E.com: Yeah, I had that last night, you can't get to 93 from 270...
KW: [Laughter.] So, some of these things are laid out in a simple way, but that's not the way the path goes, and it's always very, very difficult,. Particularly the non-dual and higher ones are difficult because they're so simple. They're much, much simpler than most people can grasp. And therefore it takes a very, very, very long time to see what is literally one hundred percent in front of yours eyes right now. And it's just so fucking obvious that it takes most people about two decades to see it and believe it. And that's what Dzogchen has mostly ... probably the most effective ...

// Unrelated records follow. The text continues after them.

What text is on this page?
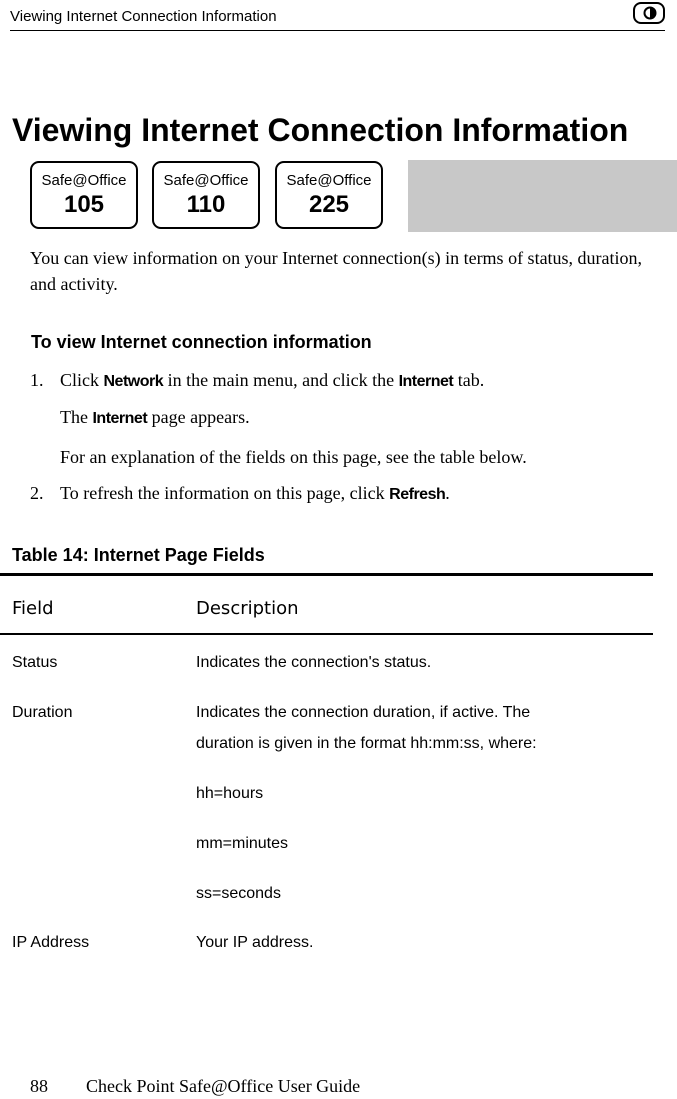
Viewing Internet Connection Information
Viewing Internet Connection Information
Safe@Office
105
Safe@Office
110
Safe@Office
225

You can view information on your Internet connection(s) in terms of status, duration, and activity.

To view Internet connection information
1. Click Network in the main menu, and click the Internet tab.
The Internet page appears.
For an explanation of the fields on this page, see the table below.
2. To refresh the information on this page, click Refresh.
Table 14: Internet Page Fields
Field	Description
Status	Indicates the connection's status.
Duration	Indicates the connection duration, if active. The
duration is given in the format hh:mm:ss, where:
hh=hours
mm=minutes
ss=seconds
IP Address	Your IP address.
88 Check Point Safe@Office User Guide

[Pointing to Isaac, the dog.] His snoring is not going to help the digital equipment. Either stop snoring or you're going to go out buddy. We'll see what happens.
Anyway, it's not just the people die each night completely as they pass into formlessness, it's that formless state is their ever-present awareness moment-to-moment. There is something in you right now that without any effort whatsoever is noticing everything that is arising. You notice the birds, you hear my voice, everything is noticed. There is something in you that is conscious of everything moment-to-moment.
E.com: And it's the same...
KW: It's the same.
E.com: In you.
KW: It's the same in me. Consciousness is the singular of which the plural is unknown.
E.com: Whether in the dog or not is unclear.
KW: [Laughter.] We assume so, we assume it is right down into little quarks. What happens it that people have something else that's called "attention," it's a contraction in the field of that ever-present noticing, and that tension is your identity. So, instead of resting in that noticing space that notices everything that is arising and that is your original face, the face you had before your parents were born. Instead of resting into that condition, we contract into attention, and then we follow on objects that pass by this noticing. Our life is a string of putting together objects, in a way that we can wring as much pleasure as we can from each one as we kind of hook them together.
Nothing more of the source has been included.